Melting the big data avalanche through copy data virtualisation

(c)iStock.com/baranozdemir

The volume of data within companies is growing day by day due to new data – most of which comes from the uncontrolled proliferation of data copies. This avalanche of data is a great challenge for businesses having to manage it efficiently and securely. So, where does this copy data come from?

Copy data is redundantly generated copies of production data for purposes such as backup, disaster recovery, test and development, analytics, snapshots or migrations. According to IDC, companies might face up to 120 copies of certain production data in circulation.

In addition, IDC estimated in a 2013 study that companies spend up to $44 billion worldwide managing redundant copies of of data. According to IDC, 85% of the storage hardware investments, and 65% in storage software, are owed to data copies. Their management in the company is now taking more resources than the actual production data. Therefore, IT departments are faced with the question of how to control data growth caused by redundant copies through cost-effective data management. This applies both to companies that hold data in their own house and data centre operators.

Ban the data flood with copy data virtualisation

The virtualisation of data copies has proven to be an effective measure to take data management to the next level. By further integration of global data de-duplication and optimisation of the network utilisation, very efficient data handling is possible. Since less bandwidth and storage is required, very short recovery times can be achieved.

A possible principle is the use of a so-called “Virtual Data Pipeline”. It is a distributed object file system in which the fundamentals of data management – copying, storing, moving and restoring – are virtualised. In this way, virtual copies can be time-specific data from the collection of unique data blocks at any time. If the data must be restored, the underlying virtual object file is then extracted and analysed on a user-defined recovery point in any application format. Since the recovered data can be mounted directly on a server; no data movement is required at all, which contributes to extremely fast recovery times. The recovered data is immediately available.

More efficiency in data handling

The Virtual Data Pipeline technology is used to collect, manage and provide data as efficiently and effectively as possible. After creating and storing a single complete snapshot, only changed blocks of the application data are captured using Change Block Tracking with an incremental-forever principle. Data is collected at the block level, as this is the most efficient way to track and transfer changes. Since data will always be used in its native format, it is beneficial to store it in its native format. This way there is no need to create or restore data from backup files. The data can be both managed and accessed more efficiently.

Another angle of Copy Data Virtualisation is the possibility to capture data on the basis of SLAs that are set by the administrator.
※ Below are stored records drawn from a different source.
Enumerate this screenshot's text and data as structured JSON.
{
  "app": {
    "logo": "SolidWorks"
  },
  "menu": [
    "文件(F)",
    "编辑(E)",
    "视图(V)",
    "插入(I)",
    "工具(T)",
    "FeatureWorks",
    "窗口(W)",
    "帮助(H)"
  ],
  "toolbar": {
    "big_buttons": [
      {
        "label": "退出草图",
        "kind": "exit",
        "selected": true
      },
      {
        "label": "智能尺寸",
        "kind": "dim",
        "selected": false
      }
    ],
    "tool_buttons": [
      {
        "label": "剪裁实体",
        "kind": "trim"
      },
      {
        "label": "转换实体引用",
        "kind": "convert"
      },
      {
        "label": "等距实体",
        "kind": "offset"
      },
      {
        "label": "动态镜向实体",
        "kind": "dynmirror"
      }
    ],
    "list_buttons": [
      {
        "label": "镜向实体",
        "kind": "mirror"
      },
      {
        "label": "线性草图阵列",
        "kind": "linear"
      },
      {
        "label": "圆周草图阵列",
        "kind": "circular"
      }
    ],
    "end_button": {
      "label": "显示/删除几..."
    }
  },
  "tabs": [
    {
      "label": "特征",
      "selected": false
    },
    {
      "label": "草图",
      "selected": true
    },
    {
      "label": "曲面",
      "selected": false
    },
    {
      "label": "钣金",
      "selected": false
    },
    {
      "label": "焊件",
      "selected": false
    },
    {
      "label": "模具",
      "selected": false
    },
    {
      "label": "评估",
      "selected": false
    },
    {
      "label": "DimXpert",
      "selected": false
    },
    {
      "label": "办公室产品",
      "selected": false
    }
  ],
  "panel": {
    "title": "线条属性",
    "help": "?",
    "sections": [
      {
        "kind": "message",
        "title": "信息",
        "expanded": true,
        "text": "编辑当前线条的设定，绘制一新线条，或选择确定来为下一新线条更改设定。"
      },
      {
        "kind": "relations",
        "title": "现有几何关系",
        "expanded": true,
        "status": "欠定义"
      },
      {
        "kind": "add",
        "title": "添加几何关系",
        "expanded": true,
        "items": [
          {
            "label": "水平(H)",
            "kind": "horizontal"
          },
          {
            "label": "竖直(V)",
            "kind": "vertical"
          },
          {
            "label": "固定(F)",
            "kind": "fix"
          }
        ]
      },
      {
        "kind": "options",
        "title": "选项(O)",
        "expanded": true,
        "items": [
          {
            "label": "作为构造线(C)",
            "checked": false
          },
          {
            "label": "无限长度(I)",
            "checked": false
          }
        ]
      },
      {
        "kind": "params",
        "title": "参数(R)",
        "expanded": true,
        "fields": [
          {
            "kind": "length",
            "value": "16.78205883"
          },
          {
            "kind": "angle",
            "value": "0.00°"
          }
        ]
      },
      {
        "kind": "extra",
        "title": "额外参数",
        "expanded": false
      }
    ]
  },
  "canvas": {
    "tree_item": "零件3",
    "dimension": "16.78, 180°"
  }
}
These include the frequency of the snapshots, the type of memory in which to store the data, the location and the retention policy. Also, replication to a remote location or a cloud service provider can be defined. Once an SLA is created, this can be connected with any application or virtual machine to capture the data accordingly.
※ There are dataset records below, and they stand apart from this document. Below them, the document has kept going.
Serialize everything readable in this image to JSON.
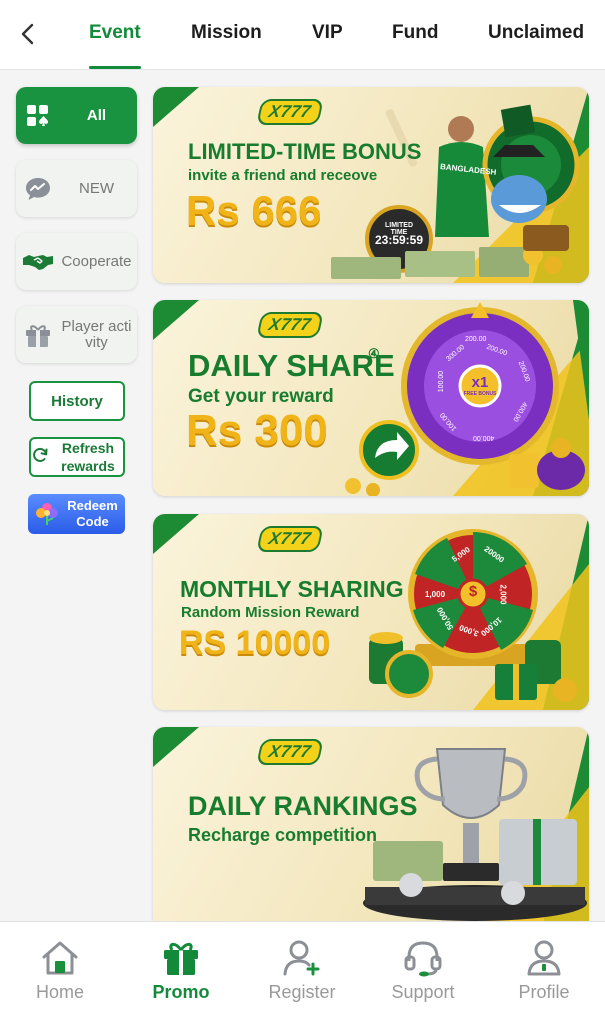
{
  "tabs": [
    {
      "label": "Event",
      "active": true
    },
    {
      "label": "Mission",
      "active": false
    },
    {
      "label": "VIP",
      "active": false
    },
    {
      "label": "Fund",
      "active": false
    },
    {
      "label": "Unclaimed",
      "active": false
    }
  ],
  "sidebar": {
    "categories": [
      {
        "label": "All",
        "icon": "grid-spade-icon",
        "active": true
      },
      {
        "label": "NEW",
        "icon": "chat-trend-icon",
        "active": false
      },
      {
        "label": "Cooperate",
        "icon": "handshake-icon",
        "active": false
      },
      {
        "label": "Player activity",
        "icon": "gift-box-icon",
        "active": false
      }
    ],
    "history_label": "History",
    "refresh_label": "Refresh rewards",
    "redeem_label": "Redeem Code"
  },
  "banners": [
    {
      "logo": "X777",
      "title": "LIMITED-TIME BONUS",
      "subtitle": "invite a friend and receove",
      "amount": "Rs 666",
      "timer_label": "LIMITED TIME",
      "timer_value": "23:59:59",
      "player_jersey": "BANGLADESH"
    },
    {
      "logo": "X777",
      "title": "DAILY SHARE",
      "title_mark": "④",
      "subtitle": "Get your reward",
      "amount": "Rs 300",
      "wheel_center": "x1",
      "wheel_center_sub": "FREE BONUS",
      "wheel_values": [
        "200.00",
        "200.00",
        "400.00",
        "400.00",
        "100.00",
        "100.00",
        "300.00",
        "200.00"
      ]
    },
    {
      "logo": "X777",
      "title": "MONTHLY SHARING",
      "subtitle": "Random Mission Reward",
      "amount": "RS 10000",
      "wheel_center": "$",
      "wheel_values": [
        "5,000",
        "20000",
        "2,000",
        "10,000",
        "3,000",
        "50,000",
        "1,000"
      ]
    },
    {
      "logo": "X777",
      "title": "DAILY RANKINGS",
      "subtitle": "Recharge competition"
    }
  ],
  "bottom_nav": [
    {
      "label": "Home",
      "icon": "home-icon",
      "active": false
    },
    {
      "label": "Promo",
      "icon": "gift-icon",
      "active": true
    },
    {
      "label": "Register",
      "icon": "user-add-icon",
      "active": false
    },
    {
      "label": "Support",
      "icon": "headset-icon",
      "active": false
    },
    {
      "label": "Profile",
      "icon": "profile-icon",
      "active": false
    }
  ],
  "colors": {
    "accent": "#138a3a",
    "gold": "#f0b418",
    "banner_green": "#1d7a2e"
  }
}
The prerequisite for the generation of virtual copies is the creation of a single physical “golden” image or a “master copy” of the production data. From this an indefinite number of virtual copies can be made available instantly for all day-to-day use cases such as backup, test and development, and analytics, without affecting the production environment. The “golden copy” can also be mirrored to an outsourced location for disaster recovery.

Data virtualisation on the rise

An increasing level of virtualisation in the data centre is clearly noticeable. Data virtualisation represents the next consequent step after server, compute and network virtualisation. Virtualised infrastructures are easier to manage, more energy and cost-effective, because the model is demand-oriented compared to traditional environments. It matches today’s reality where an increasing amount of challenges in the data centre need to be managed with fewer resources.

The proven efficiency gains from server, client and network virtualisation can now be extended to data protection and management. This comes with less bandwidth requirements and instant restore possibilities. With a recent expansion for VMware and Oracle integration, Actifio leads this data virtualisation trend. The platform accelerates data management, reduces the complexity in data centres and distributed environments as well as enables access to the cloud.

By combining virtualisation with smart data management, companies can benefit from greater efficiency, flexibility and performance – and save money.